Ah, é verdade! risos… Não estou criticando. É meu ídolo! Eu não lembro em qual filme, mas o menino precisava chorar. [Marins pede uma folha do meu bloco de notas para dar um exemplo. Eu concedo] Abbas pediu para fazer uma foto com o pai e com a mãe, em um cidadezinha do Irã. Fizeram, colocaram num porta-retrato, deu presente para ele e deixou o menino ficar uma semana com a foto. No dia da filmagem, pediu para o assistente pegar a foto lá quarto dele. O set é o seguinte: A foto na mão do Abbas e a câmera na cara do menino, imagina? [O diretor rasga a folha em pedacinhos, ilustrando o exemplo] O menino desabou de chorar.
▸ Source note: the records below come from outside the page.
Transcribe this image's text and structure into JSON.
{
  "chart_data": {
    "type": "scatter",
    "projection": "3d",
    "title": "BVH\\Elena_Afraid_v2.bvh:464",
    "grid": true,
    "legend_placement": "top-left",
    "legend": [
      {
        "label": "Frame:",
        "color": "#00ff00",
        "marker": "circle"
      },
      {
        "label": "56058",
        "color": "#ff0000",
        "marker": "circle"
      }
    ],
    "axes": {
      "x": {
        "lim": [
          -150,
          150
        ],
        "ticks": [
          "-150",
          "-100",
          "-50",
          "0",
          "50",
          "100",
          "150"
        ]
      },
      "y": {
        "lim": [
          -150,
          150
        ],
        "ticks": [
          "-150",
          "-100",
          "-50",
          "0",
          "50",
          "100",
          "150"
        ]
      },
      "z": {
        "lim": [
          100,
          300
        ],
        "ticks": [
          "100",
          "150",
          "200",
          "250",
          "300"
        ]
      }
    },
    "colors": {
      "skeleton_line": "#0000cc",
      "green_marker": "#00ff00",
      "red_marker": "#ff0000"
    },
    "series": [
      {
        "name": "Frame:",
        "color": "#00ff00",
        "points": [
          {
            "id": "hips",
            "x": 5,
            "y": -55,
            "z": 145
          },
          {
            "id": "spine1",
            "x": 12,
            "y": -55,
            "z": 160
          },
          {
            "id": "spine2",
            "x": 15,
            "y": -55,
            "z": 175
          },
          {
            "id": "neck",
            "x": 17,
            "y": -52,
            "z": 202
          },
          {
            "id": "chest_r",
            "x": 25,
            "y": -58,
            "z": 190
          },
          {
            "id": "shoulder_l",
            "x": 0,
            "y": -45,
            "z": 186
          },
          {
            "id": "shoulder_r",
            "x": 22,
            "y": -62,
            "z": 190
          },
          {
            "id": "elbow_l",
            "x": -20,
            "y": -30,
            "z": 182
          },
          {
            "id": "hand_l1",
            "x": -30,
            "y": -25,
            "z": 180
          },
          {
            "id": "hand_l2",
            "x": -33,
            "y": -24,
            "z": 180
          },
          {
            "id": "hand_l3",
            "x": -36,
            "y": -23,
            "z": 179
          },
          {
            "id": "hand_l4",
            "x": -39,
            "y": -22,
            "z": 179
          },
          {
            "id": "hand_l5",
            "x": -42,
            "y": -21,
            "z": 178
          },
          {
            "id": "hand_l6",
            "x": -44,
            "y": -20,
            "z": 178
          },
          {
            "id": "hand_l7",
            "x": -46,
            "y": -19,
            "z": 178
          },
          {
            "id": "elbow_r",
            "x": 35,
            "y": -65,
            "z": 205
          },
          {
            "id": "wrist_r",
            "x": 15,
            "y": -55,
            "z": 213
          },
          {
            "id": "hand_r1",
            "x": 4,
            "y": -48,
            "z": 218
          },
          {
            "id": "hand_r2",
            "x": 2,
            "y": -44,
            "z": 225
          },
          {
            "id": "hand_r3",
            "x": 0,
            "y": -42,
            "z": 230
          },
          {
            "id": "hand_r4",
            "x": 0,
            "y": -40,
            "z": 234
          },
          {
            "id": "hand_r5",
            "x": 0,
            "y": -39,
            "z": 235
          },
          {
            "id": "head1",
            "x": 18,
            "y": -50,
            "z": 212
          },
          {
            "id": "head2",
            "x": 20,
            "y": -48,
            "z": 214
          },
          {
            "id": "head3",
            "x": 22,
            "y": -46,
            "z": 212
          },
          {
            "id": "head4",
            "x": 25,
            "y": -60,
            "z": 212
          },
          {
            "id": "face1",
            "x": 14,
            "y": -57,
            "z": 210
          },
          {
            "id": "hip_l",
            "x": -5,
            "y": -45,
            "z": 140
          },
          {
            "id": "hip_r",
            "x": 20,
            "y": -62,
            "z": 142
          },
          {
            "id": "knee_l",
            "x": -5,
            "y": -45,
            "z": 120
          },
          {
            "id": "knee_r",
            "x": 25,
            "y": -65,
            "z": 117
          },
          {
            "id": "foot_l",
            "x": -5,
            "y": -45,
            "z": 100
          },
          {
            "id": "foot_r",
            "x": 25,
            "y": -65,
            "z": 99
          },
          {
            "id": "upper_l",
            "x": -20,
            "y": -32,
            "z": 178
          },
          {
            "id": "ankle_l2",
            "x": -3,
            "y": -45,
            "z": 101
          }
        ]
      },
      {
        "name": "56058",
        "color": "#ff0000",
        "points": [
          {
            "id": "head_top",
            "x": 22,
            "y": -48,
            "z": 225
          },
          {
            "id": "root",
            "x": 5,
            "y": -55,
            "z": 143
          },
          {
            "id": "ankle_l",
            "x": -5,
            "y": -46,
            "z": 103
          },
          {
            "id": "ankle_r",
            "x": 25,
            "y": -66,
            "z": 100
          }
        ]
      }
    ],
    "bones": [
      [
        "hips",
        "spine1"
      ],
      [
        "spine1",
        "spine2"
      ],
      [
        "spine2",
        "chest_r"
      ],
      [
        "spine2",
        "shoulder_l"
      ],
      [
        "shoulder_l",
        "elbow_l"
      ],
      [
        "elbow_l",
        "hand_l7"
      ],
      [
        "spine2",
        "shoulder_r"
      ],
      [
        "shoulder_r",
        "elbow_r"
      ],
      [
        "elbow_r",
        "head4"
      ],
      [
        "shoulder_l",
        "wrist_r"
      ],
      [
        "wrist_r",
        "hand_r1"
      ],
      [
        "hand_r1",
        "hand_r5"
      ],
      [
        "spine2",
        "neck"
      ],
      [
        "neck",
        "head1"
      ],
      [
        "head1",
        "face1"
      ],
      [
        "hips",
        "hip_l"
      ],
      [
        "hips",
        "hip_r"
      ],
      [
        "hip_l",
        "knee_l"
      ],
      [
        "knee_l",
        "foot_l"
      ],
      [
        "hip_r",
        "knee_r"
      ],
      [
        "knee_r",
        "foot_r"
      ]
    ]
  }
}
Eu não sei fazer isso, entendeu? Meu coração é muito mole, mas eu admiro.É aí, que entra a personalidade do diretor. Eu acho isso muito forte, mas eu não faço, não.


Se você tivesse um quadro que pudesse escrever algo que todo mundo pudesse ler. Um recado para o mundo. O que você escreveria?

[pausa] Não sei se seria para o mundo, mas para o Brasil, talvez. [pausa] Pensando no Marcelo, do Querência… Ele é um exemplo de caráter, de bondade, de honestidade e, acho que o brasileiro perdeu isso. Não sei se a gente nunca teve, mas talvez, tenhamos tido mais do que a gente tem hoje. Fomos transformados no país do ódio. Há dez anos atrás no Brasil, tínhamos alguma voz, as pessoas escutavam.